El cotillón de las tinieblas

 

Las llaves rotas, las monedas sin valor,

esos teléfonos anónimos recobrados de un bolsillo,

el polvo de las paredes, de los muebles, las ventanas.

El polvo que cubre toda la tierra

como un segundo mar, en seco.

Una mancha en la ropa que continúa en la carne,

un grito y después un susurro y después el silencio

que a duras penas se disfraza de resto de la tarde.

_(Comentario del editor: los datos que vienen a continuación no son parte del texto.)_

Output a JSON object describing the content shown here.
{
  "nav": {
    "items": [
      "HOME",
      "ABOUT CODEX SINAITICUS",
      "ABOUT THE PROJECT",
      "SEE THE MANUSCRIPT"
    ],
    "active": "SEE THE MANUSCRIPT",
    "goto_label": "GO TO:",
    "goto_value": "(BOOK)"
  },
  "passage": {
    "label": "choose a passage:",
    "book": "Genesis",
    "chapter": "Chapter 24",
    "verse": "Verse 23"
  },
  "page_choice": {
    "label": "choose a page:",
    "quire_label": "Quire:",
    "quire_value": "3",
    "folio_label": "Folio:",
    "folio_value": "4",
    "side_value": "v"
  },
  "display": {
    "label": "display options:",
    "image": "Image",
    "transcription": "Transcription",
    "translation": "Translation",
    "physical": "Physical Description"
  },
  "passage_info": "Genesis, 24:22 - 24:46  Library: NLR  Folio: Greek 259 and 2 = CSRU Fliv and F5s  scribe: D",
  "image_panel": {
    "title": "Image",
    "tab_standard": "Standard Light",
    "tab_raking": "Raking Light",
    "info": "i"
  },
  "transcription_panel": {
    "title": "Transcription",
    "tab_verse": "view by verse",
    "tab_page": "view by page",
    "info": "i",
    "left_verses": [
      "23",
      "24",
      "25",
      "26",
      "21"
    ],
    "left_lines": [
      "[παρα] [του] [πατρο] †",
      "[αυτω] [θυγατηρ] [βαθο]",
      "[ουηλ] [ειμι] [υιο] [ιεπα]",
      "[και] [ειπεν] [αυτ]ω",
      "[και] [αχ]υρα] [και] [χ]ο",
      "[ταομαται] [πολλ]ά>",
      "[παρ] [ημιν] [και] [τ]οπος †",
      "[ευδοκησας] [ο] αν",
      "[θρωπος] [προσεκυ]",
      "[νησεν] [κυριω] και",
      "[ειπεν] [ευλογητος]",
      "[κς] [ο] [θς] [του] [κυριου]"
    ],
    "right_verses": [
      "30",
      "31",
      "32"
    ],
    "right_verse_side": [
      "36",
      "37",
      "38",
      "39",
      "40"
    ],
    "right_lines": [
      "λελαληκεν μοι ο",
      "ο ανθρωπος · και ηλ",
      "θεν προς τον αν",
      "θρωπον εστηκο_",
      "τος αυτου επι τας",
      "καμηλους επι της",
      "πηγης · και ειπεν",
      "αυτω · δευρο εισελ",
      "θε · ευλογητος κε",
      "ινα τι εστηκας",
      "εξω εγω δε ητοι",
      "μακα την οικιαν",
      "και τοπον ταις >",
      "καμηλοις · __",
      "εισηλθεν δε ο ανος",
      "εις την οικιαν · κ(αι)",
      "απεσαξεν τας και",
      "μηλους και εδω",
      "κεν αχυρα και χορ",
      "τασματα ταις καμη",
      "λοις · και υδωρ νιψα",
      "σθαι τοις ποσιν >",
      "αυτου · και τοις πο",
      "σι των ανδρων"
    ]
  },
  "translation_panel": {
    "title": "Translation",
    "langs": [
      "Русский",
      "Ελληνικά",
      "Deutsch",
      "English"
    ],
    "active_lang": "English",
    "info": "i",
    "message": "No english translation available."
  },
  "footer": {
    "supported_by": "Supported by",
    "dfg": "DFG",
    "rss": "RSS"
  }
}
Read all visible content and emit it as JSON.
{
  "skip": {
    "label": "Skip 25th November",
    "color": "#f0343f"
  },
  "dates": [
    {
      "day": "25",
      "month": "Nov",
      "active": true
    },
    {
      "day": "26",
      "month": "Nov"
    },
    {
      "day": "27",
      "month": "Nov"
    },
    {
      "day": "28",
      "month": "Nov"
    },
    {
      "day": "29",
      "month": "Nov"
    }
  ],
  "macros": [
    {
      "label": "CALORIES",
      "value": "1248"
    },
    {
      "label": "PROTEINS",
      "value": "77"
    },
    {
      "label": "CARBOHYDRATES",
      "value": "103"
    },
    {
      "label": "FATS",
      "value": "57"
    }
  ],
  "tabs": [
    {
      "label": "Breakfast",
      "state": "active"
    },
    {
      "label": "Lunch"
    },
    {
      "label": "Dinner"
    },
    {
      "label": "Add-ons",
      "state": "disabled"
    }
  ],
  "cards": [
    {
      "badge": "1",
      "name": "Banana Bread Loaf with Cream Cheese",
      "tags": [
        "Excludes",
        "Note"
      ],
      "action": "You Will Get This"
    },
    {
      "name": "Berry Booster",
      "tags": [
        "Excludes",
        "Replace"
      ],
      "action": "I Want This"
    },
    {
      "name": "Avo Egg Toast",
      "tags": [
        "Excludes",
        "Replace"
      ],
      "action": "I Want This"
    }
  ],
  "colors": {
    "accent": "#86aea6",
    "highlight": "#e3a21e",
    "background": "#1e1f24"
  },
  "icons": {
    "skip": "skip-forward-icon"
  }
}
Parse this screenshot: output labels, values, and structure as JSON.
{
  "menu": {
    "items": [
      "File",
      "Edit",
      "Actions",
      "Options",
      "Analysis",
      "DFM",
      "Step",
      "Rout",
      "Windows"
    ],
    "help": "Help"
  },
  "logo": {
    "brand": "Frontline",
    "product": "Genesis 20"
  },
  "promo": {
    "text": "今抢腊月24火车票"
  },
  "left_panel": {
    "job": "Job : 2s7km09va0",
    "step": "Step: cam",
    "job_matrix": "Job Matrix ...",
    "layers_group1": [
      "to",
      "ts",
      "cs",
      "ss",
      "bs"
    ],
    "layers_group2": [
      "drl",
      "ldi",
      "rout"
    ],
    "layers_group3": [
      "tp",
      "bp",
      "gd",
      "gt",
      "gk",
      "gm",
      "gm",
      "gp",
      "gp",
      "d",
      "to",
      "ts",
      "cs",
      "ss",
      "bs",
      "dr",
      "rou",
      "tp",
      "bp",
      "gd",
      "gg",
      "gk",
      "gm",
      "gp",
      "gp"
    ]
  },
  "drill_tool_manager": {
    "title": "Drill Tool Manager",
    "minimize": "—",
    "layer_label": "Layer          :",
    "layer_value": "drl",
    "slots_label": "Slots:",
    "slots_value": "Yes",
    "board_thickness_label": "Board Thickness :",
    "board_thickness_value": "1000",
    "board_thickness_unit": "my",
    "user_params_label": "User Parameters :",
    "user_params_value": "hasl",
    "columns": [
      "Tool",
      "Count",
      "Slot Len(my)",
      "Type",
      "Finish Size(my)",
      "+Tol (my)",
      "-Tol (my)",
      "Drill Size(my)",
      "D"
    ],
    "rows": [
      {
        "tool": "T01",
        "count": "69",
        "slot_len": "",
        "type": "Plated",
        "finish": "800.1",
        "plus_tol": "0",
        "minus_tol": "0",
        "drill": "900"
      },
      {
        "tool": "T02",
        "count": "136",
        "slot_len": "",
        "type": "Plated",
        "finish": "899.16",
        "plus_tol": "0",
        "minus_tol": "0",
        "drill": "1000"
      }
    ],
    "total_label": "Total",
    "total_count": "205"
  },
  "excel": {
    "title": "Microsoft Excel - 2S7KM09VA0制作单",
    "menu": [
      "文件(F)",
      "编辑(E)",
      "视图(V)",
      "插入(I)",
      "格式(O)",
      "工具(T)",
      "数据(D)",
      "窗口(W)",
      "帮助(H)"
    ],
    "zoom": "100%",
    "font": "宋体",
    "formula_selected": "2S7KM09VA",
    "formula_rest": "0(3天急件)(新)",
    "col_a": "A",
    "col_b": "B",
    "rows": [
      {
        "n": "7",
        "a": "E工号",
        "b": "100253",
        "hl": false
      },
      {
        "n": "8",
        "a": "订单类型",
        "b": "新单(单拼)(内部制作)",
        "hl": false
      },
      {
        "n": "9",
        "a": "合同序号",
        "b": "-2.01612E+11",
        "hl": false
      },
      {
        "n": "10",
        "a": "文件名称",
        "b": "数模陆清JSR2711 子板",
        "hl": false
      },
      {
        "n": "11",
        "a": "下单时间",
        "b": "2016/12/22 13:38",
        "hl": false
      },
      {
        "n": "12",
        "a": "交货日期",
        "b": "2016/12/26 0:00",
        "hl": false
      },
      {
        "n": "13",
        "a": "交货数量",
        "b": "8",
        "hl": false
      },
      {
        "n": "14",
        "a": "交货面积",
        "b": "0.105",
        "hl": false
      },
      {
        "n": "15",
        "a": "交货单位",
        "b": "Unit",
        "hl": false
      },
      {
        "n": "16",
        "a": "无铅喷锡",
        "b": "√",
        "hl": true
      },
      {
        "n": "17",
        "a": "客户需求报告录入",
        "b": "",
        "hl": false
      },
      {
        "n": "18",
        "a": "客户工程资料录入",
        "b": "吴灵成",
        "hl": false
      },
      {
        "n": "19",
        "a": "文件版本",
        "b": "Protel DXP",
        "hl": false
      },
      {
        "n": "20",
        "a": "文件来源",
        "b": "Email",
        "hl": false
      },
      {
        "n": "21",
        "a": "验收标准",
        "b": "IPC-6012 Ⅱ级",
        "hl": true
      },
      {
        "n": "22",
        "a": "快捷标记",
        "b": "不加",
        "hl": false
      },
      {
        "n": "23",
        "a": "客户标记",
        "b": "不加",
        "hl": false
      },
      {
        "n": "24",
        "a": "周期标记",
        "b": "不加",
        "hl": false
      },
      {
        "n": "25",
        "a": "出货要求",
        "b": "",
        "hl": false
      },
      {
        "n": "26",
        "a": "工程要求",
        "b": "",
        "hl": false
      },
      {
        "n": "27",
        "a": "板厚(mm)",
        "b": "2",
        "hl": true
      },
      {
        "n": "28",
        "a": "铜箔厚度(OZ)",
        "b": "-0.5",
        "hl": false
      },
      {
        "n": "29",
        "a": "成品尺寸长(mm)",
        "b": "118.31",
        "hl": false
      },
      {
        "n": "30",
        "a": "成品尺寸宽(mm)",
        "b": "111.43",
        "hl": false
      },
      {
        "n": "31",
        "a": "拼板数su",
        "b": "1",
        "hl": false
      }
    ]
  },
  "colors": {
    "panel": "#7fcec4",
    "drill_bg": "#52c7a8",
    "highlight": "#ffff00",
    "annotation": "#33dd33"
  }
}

Un llamado sin voz, despertarse buscando

un algo indefinido que a nuestro lado se desangra

y difumina y que olvidamos por grados.

Lo que nos amenaza desde una mosca

chillando furiosa en la cortina.

Una misma situación, las idénticas palabras,

que cada cuatro exactos años se repiten

con la morosa precisión con la que baja,

de nuevo, un ascensor.

Las cosas que nos miran fijamente,

desde las vidrieras cerradas,

cada vez que pasamos haciendo

la penosa pantomima de ignorarlas.

Alguien que nos observa desde un lejano edificio,

exactamente cuando vemos sin oírlo

que nos está diciendo algo.

 

El compacto horror de la tortuga

que nos devuelve al jurásico.

 

 

 

 

 

UNA GARZA EN BUENOS AIRES

 

Algún pincel trazó una rápida letra S

delgada y blanca

sobre el agua castaña y allí estaba

de improviso la garza,

los turistas no la vieron

y ella sí vio todo y a todos, rápida

e inmóvil sobre el milagro del agua.

Un espejo en medio de la ciudad

negligente, pintado de transparente,

un ojal abierto que abrochó en un solo momento

toda la ropa vestida por el invierno.

Ella seguía en la orilla fatal de su propio Amazonas,

la pata desdeñosa replegada contra el cuerpo,

en un decir mi equilibrio está hecho

de una perenne silueta

y de una manera perenne que no los reconoce.

Era un arpón paciente atento sólo al cálculo

entre el berrido juguetón de los patos domésticos,

solamente ella precisa como una diminuta guadaña

en el Jardín Japonés que afable exponía sus gracias,

con esa serenidad oriental que nada sabe

de los bruscos asesinatos de una garza con hambre.

Todos se fueron pero de modo igual yo no vi nada:

faltó un segundo entre las cosas, creí;

un instante en el instante siguiente

fue  sanguinariamente salteado,

pero cuando la garza voló

otra vida que la suya en el estanque faltaba.